Term rules (rule-based models)

After the main attributes there are four more fields where you can define the classification rules:

Category terms
  • Mandatory terms: list of mandatory terms.

    The terms included in this list are the ones that have to appear in a text for it to be classified in a category. In other words, at least one term of this list must appear in the text for it to be classified in the category. This means that when we define mandatory terms, the list must be thorough as a text will not be classified into the category unless one of the mandatory terms defined appear in it.

  • Excluding terms: list of excluding terms.

    If any of the terms included in this list appears in a text, the category for which they have been defined will be automatically excluded from the classification results. These terms must be as unambiguous as possible in order not to exclude incorrectly texts that do not have anything to do with the category.

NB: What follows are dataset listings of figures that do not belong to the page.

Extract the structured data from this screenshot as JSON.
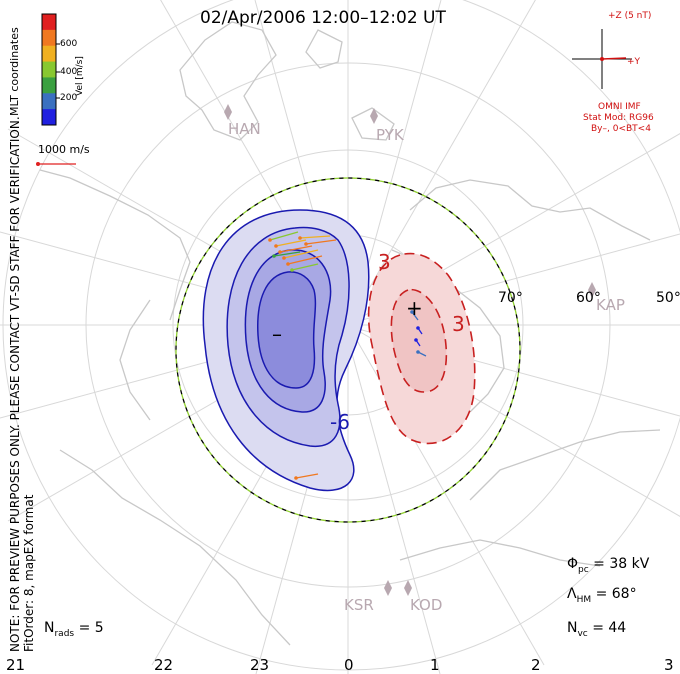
{
  "title": "02/Apr/2006 12:00–12:02 UT",
  "colorbar": {
    "title": "Vel [m/s]",
    "ticks": [
      "600",
      "400",
      "200"
    ],
    "colors": [
      "#e02020",
      "#f07820",
      "#f0b020",
      "#88c830",
      "#3aa040",
      "#3a70c0",
      "#2020e0"
    ]
  },
  "velocity_reference": "1000 m/s",
  "side_text": {
    "top": "MLT coordinates",
    "bottom_line1": "NOTE: FOR PREVIEW PURPOSES ONLY. PLEASE CONTACT VT-SD STAFF FOR VERIFICATION.",
    "bottom_line2": "FitOrder: 8, mapEX format"
  },
  "imf": {
    "z_label": "+Z (5 nT)",
    "y_label": "+Y",
    "source": "OMNI IMF",
    "model_line1": "Stat Mod: RG96",
    "model_line2": "By–, 0<BT<4",
    "color": "#d01010"
  },
  "stations": [
    "HAN",
    "PYK",
    "KAP",
    "KSR",
    "KOD"
  ],
  "latitude_labels": [
    "70°",
    "60°",
    "50°"
  ],
  "mlt_labels": [
    "21",
    "22",
    "23",
    "0",
    "1",
    "2",
    "3"
  ],
  "contour_labels": {
    "positive": "3",
    "positive_inner": "3",
    "negative": "-6"
  },
  "extrema": {
    "min": "–",
    "max": "+"
  },
  "stats": {
    "phi_symbol": "Φ",
    "phi_sub": "pc",
    "phi_value": "= 38 kV",
    "lambda_symbol": "Λ",
    "lambda_sub": "HM",
    "lambda_value": "= 68°",
    "nvc_symbol": "N",
    "nvc_sub": "vc",
    "nvc_value": "= 44",
    "nrads_symbol": "N",
    "nrads_sub": "rads",
    "nrads_value": "= 5"
  },
  "colors": {
    "negative_fill": "#6a6ad8",
    "negative_line": "#1a1ab0",
    "positive_fill": "#e87070",
    "positive_line": "#c82020",
    "coast": "#cccccc",
    "grid": "#d8d8d8",
    "boundary_dash": "#90d030"
  }
}
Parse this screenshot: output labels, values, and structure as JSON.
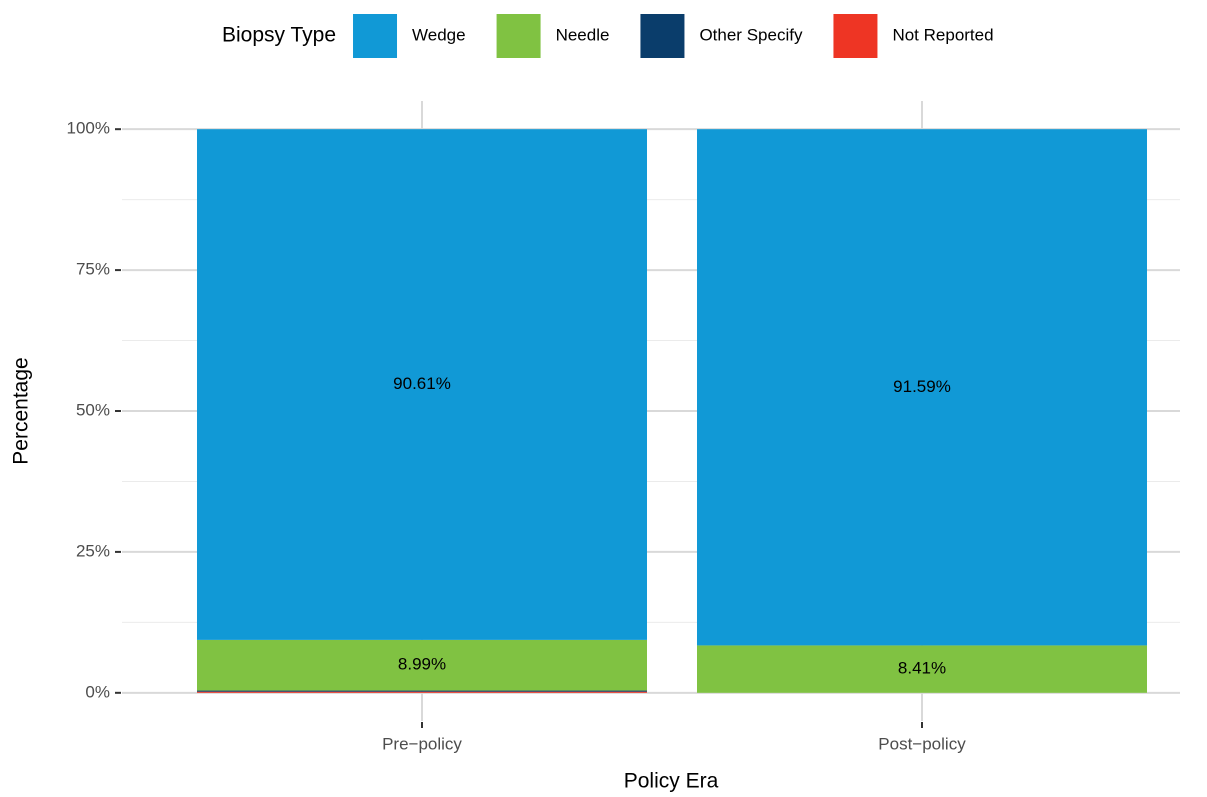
{
  "chart_data": {
    "type": "stacked_bar",
    "x_label": "Policy Era",
    "y_label": "Percentage",
    "legend_title": "Biopsy Type",
    "legend_position": "top",
    "categories": [
      "Pre−policy",
      "Post−policy"
    ],
    "series": [
      {
        "name": "Not Reported",
        "color": "#ee3524",
        "values": [
          0.2,
          0
        ]
      },
      {
        "name": "Other Specify",
        "color": "#0a3d6b",
        "values": [
          0.2,
          0
        ]
      },
      {
        "name": "Needle",
        "color": "#80c242",
        "values": [
          8.99,
          8.41
        ],
        "value_labels": [
          "8.99%",
          "8.41%"
        ]
      },
      {
        "name": "Wedge",
        "color": "#1199d6",
        "values": [
          90.61,
          91.59
        ],
        "value_labels": [
          "90.61%",
          "91.59%"
        ]
      }
    ],
    "legend_order": [
      3,
      2,
      1,
      0
    ],
    "ylim": [
      -5,
      105
    ],
    "yticks": [
      {
        "value": 0,
        "label": "0%"
      },
      {
        "value": 25,
        "label": "25%"
      },
      {
        "value": 50,
        "label": "50%"
      },
      {
        "value": 75,
        "label": "75%"
      },
      {
        "value": 100,
        "label": "100%"
      }
    ],
    "minor_yticks": [
      12.5,
      37.5,
      62.5,
      87.5
    ],
    "grid": true
  }
}
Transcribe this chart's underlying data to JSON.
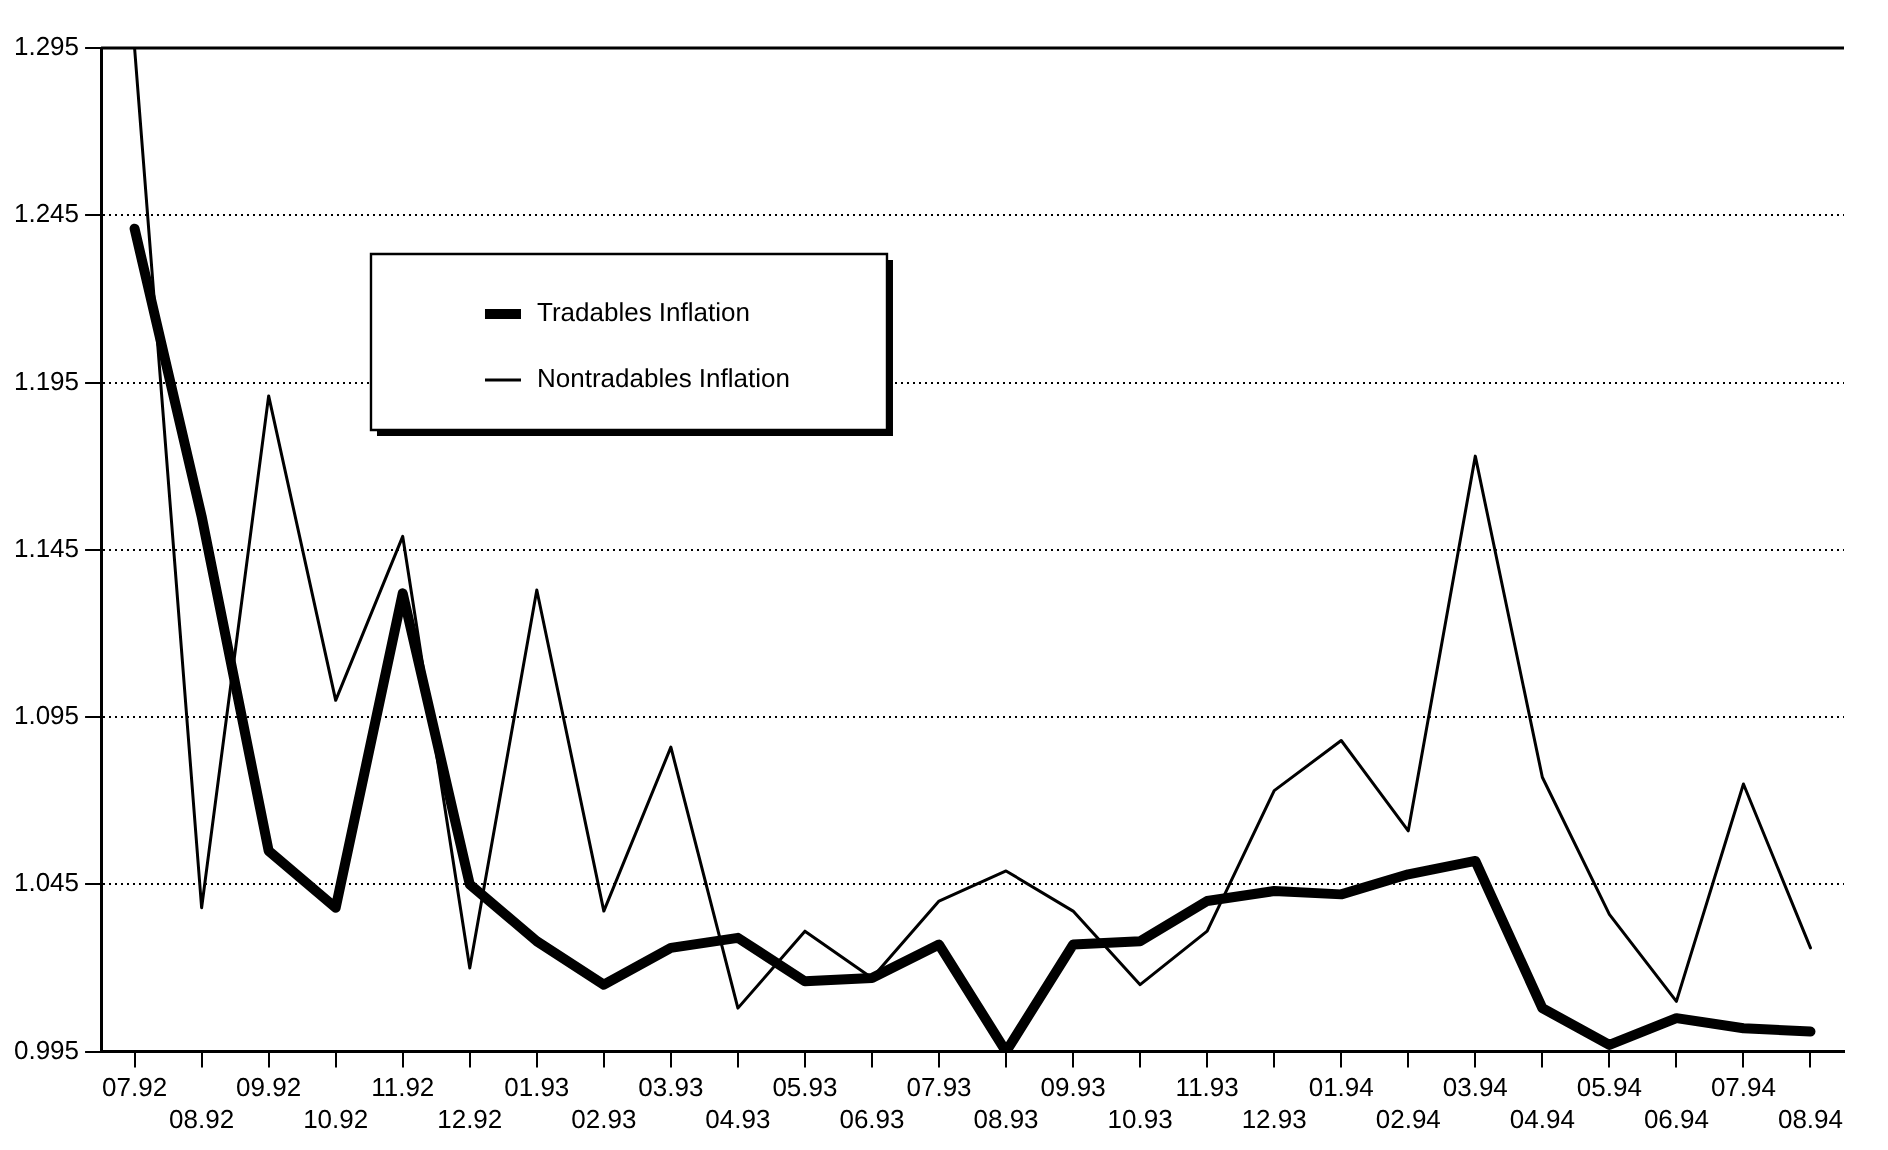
{
  "chart_data": {
    "type": "line",
    "categories": [
      "07.92",
      "08.92",
      "09.92",
      "10.92",
      "11.92",
      "12.92",
      "01.93",
      "02.93",
      "03.93",
      "04.93",
      "05.93",
      "06.93",
      "07.93",
      "08.93",
      "09.93",
      "10.93",
      "11.93",
      "12.93",
      "01.94",
      "02.94",
      "03.94",
      "04.94",
      "05.94",
      "06.94",
      "07.94",
      "08.94"
    ],
    "series": [
      {
        "name": "Tradables Inflation",
        "color": "#000000",
        "values": [
          1.241,
          1.155,
          1.055,
          1.038,
          1.132,
          1.045,
          1.028,
          1.015,
          1.026,
          1.029,
          1.016,
          1.017,
          1.027,
          0.995,
          1.027,
          1.028,
          1.04,
          1.043,
          1.042,
          1.048,
          1.052,
          1.008,
          0.997,
          1.005,
          1.002,
          1.001
        ]
      },
      {
        "name": "Nontradables Inflation",
        "color": "#000000",
        "values": [
          1.295,
          1.038,
          1.191,
          1.1,
          1.149,
          1.02,
          1.133,
          1.037,
          1.086,
          1.008,
          1.031,
          1.017,
          1.04,
          1.049,
          1.037,
          1.015,
          1.031,
          1.073,
          1.088,
          1.061,
          1.173,
          1.077,
          1.036,
          1.01,
          1.075,
          1.026
        ]
      }
    ],
    "ylim": [
      0.995,
      1.295
    ],
    "yticks": [
      0.995,
      1.045,
      1.095,
      1.145,
      1.195,
      1.245,
      1.295
    ],
    "grid": "y",
    "legend": "top",
    "marker": "none",
    "line_style": "solid"
  }
}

  • Relevant terms: list of relevant terms.

    The appearance in a text of any of the terms defined in this list will increase the relevance weight assigned to it. The fact that a term appears does not necessarily imply that the text will be classified into its category, as the final result will depend on how many categories it is classified into and the relevance thresholds of the model.

  • Irrelevant terms: list of irrelevant terms.

    The appearance in a text of any of the terms defined in this list will decrease the relevance weight assigned to it. It will never exclude the category from the classification results, it will just modify its relevance value.

If a term starts with three or more hash symbols, it will be deactivated. When deactivated, the rule will not be used in the classification. This is very helpful to debug models without having to remove rules. By commenting a rule in this way, you can easily test its effect in the overall classification.

Did you notice... ?

If a rule is commented/deactivated with '###', it will not be used in the classification, but it will still be counted as a rule of the model.

If an active term is included in any of these lists for any of the categories of a model, the model will not be a statistical one, but rather a rule-based (if there are no training texts) or a hybrid model.

As it will be explained in the next section, there are a number of operators available for the term definition. You will be able to define simple terms or multiwords, and in both cases, to assign them specific contexts.